For instance, Australian labels are known to have five times the chloride (an element found in table salt) than in similar vintages worldwide. In most cases, the vines drink from the salty rivers of the Bidgee or the Murray.
While most European and American vines sip on mountain stream water and snowmelt runoff.
Why does wine sometimes taste Salty?
To answer this, a complicated question, or at least more than one would think, we must consider certain things. But, first, we must think about how wine and human taste buds respond.
Salinity increases the tongue’s sensitivity to the sweetness but decreases the perception of citrus or Acidity. Sweetness in a bottle of wine will reduce the taste buds’ ability to pick up salinity or Acidity. Acidity allows for a better sense of salty and sweetness when tasting wine.
Is salty wine good?
This question depends on the consumer of the wine. Salty red wines are not a familiar place, but white wines are known to have a higher concentration of salinity in their vintages. A famous region known for creating “salty” vintages is the northwest region of Spain.
Here the Rías Baixas, the weather comes off the Atlantic currents where the rain provides the soil with chloride and other sea salts. As a result, wines from Val do Salnés have ‘exceptionally high levels of chloride, sodium, and potassium.
The indigenous yeast also forms on the top of aged sherry wines.
They call this Flor, which only occurs naturally within microclimates in the south of Spain. It helps the wine age by oxidizing, which lends to the “salty pop” of the coastal country.
How can you make wine less salty?
From the winemaker’s point of view, this means moving into cooler climates. The vineyard should consider moving up elevation to take advantage of the mountain’s naturally colder weather.
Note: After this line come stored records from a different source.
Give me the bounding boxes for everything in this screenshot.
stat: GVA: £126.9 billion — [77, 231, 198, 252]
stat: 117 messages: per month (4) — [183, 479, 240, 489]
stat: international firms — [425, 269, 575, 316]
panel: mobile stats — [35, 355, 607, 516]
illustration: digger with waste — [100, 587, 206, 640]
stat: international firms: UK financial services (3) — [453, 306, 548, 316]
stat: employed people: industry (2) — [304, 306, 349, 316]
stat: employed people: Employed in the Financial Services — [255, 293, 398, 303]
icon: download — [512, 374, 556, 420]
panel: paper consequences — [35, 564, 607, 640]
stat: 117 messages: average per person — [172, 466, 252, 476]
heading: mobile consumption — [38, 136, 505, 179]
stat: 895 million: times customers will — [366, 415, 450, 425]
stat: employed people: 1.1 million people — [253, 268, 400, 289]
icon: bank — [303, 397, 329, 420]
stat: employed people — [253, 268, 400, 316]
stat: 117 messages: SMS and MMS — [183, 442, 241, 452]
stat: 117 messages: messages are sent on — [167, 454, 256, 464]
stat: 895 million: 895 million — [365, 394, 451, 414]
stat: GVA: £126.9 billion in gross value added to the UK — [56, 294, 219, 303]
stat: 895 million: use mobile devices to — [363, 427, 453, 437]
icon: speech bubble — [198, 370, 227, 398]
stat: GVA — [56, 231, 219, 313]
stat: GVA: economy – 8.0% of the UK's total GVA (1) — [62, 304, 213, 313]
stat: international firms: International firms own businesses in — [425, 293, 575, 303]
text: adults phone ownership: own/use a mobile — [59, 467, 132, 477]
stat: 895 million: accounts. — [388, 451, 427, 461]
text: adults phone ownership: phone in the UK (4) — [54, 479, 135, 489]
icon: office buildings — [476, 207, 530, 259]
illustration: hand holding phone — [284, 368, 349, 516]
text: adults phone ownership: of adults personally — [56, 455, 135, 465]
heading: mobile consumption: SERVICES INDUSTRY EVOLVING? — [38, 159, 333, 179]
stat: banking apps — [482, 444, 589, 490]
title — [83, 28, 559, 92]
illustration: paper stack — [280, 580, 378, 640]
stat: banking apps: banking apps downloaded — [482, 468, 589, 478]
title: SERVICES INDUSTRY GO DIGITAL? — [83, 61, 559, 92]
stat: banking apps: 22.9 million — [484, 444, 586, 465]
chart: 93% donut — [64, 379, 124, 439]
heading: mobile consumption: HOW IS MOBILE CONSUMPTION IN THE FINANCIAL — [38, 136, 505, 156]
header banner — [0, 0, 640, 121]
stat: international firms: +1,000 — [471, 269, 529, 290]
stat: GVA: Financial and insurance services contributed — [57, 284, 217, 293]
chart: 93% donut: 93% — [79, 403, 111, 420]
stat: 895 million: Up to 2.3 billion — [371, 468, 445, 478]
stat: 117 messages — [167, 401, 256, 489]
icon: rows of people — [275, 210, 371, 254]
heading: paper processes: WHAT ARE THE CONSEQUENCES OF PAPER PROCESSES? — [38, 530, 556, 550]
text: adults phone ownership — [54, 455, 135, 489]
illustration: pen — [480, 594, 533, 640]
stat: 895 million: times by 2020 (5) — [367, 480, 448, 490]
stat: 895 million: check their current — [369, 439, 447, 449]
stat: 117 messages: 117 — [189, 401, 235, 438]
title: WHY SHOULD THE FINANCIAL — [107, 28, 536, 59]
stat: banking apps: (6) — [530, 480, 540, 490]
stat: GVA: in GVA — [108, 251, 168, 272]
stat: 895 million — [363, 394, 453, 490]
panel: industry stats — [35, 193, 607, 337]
Find a geographical location away from the oceans and other parts of the world known to have naturally high salty mineral deposits.
Which is Saltier: Red or White wines?
Ordinarily, the answer is red wine. Red wines have deeper, richer, fuller-bodied vintages grown from blue to darker purple grapes. White wines are made with lighter grapes that produce crisp, more lightweight, sweeter vintages.
The region of the world becomes an x-factor in how the overall palate of the wine will come out. Areas closer to the seas, oceans, and naturally salted regions of the world will have vines that will soak up that minerally flavor.
Salty wines you might want to try?
Classic Assyrtiko, Santorini, Greece – the volcanic soil lends to the savory saline of this wine. The grape grows low to the ground because of the winds that wipe from the Mediterranean Sea.
La Clape AOC, Languedoc, France – the soil gets its sodium levels from moisture in the rain, typically forming off the Pyrenees mountains, from the Mediterranean Sea. The wine is said to have citrus fruit and floral bouquet within a nutty, sweet, and savory flavor palate.
Manzanilla, Sanlúcar de Barrameda, Spain – Waters from the Atlantic help the local winemakers produce a light, crisp wine with a pinch of saltiness. The native yeast, Flor, is deployed in the complex blending system, which helps prevent oxidation.
Final thoughts on Salty Red Wines
Saltiness is a relatively new taste concept when referring to the flavor of a wine. This savory salty flavor is caused naturally by local bodies of water and salt flats.